The Mudcat Café TM
Thread #149669   Message #3483119
Posted By: GUEST,DDT
23-Feb-13 - 09:14 PM
Thread Name: The Death of Jazz
Subject: RE: The Death of Jazz
"Esperanza is every bit a jazz musician extraordinaire. To say she's not is ridiculous."

Sorry but she has not been a jazz musician in five years. She was. She is not now.

"She is a great jazz vocalist as well as bassist."

She played marvelous chops on her first two releases. The last two I can teach any kid whose never touched a bass in his or her life to play in 6 months. It's that easy. That's what they'll want to learn right away and then think they are playing real jazz. They don't want to learn the Songbook even though it is the foundation of jazz training. You have to learn hundreds of standards because everything you need to know about playing jazz is in those standards.
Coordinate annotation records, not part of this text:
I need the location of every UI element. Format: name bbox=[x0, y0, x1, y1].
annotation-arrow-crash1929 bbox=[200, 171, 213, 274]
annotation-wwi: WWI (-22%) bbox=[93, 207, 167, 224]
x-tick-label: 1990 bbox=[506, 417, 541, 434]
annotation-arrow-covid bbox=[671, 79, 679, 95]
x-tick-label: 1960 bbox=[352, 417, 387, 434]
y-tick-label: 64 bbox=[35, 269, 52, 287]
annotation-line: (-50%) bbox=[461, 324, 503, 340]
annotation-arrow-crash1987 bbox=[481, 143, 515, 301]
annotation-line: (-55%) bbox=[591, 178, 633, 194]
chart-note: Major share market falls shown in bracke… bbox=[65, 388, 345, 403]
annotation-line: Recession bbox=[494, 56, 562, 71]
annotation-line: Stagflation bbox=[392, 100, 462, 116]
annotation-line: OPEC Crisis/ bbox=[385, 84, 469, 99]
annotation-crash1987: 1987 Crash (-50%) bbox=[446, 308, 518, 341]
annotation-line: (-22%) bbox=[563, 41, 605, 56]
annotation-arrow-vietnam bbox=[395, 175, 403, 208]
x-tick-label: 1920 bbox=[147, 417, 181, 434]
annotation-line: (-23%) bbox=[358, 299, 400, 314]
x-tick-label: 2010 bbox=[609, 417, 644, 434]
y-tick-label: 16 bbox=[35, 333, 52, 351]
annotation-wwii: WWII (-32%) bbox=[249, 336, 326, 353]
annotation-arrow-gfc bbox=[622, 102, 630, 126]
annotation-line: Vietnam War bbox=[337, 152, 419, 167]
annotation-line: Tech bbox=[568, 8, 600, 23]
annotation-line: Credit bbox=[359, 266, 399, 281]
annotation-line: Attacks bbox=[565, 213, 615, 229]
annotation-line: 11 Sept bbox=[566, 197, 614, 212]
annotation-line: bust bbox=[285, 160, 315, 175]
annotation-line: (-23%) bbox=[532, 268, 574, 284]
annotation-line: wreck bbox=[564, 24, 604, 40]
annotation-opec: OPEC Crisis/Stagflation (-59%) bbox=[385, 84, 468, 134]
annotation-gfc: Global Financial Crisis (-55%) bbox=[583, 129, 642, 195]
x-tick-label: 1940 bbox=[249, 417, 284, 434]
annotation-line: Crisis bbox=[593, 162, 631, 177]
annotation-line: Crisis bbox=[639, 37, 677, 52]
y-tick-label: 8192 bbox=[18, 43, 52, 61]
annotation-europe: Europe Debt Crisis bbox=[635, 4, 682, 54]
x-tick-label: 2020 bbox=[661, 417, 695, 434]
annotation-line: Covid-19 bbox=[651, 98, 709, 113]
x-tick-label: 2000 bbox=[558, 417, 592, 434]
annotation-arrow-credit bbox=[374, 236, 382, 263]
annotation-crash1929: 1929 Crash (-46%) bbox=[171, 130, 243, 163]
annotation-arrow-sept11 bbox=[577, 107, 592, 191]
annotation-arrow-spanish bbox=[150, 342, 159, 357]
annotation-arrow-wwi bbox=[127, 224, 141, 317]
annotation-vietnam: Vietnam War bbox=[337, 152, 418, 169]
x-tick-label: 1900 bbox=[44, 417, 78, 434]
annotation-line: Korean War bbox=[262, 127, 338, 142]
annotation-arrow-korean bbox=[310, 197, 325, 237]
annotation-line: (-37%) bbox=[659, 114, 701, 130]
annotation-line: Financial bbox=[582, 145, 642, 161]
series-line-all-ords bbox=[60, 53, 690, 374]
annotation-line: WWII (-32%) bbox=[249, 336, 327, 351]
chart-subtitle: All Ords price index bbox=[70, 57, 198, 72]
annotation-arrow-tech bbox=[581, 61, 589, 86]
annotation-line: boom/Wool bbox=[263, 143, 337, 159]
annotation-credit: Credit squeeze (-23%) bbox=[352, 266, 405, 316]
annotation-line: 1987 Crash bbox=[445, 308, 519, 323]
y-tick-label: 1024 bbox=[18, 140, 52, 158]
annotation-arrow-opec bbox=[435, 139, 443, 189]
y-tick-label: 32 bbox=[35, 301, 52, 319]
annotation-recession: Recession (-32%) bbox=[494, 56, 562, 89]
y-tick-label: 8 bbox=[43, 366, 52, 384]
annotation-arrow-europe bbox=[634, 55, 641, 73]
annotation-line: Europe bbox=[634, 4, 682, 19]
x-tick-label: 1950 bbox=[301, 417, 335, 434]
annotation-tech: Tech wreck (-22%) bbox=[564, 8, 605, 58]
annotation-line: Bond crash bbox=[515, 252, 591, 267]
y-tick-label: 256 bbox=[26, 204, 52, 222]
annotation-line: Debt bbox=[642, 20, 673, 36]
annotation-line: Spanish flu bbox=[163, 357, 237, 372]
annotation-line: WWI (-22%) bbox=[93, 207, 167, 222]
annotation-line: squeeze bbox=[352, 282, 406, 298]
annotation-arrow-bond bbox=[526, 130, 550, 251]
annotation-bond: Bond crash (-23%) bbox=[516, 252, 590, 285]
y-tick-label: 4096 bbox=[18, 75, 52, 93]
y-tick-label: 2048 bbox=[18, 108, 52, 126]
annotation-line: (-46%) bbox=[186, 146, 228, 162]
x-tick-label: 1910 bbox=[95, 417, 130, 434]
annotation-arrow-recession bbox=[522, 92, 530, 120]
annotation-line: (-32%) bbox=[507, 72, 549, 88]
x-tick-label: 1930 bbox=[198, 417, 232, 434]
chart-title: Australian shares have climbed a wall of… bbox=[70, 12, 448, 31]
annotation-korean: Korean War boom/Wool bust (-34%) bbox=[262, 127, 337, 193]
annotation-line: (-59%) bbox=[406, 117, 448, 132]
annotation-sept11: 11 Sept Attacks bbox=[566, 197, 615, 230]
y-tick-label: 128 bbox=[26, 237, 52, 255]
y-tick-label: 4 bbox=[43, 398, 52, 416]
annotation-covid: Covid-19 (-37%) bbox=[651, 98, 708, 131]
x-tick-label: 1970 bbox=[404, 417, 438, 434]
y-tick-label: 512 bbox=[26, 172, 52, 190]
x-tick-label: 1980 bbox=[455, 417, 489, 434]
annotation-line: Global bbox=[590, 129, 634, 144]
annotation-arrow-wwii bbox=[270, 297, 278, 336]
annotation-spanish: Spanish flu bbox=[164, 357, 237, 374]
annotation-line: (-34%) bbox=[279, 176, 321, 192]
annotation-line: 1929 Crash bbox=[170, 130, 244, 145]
Then you take that use it to forge something new. Some kids take to the Songbook and others just hate it.

"Jazz is very much alive in the small venues and clubs around the country."

I don't where you get this. The venues are disappearing. Jazz can't fill the house. Wynton Marsalis often plays to half full houses and he's the "ambassador of jazz." They're having trouble filling houses on 52nd Street and that's the jazz capital of the world! Are you talking about paying gigs or just some place where people play for tips? I won't play for tips. It's not that I'm stuck up. If I play for tips, I'm hurting those jazz musicians who make their living playing music. If I play for tips, then they are expected to play for tips. Those guys have bills to pay just like everybody else. They need to be paid adequately. If a working jazz musician plays for tips out of desperation, then so be it. But I won't play for tips out of respect for those guys because working musicians were my instructors and mentors. I have a regular job and don't depend on gigs to pay bills but I'm also not as good as those guys because I can't devote myself 24/7 to music they way they have. THEY carry the torch and deserve respect for that. If you want to learn jazz, THAT is who you MUST learn from--MUST.

"Wherever there are real musicians there will be jazz, because it takes a real musician to play it."

Playing jazz is like playing classical (since most of us were classically trained to begin with), you have to be taught to play jazz. You can't just learn it sitting in your living room playing the Songbook. You have to be trained by someone who is a master and even then you have to go out and PLAY real gigs. Anybody can play some jazz reasonably well but to get REAL chops you have to be a REAL JAZZ musician not just a real musician.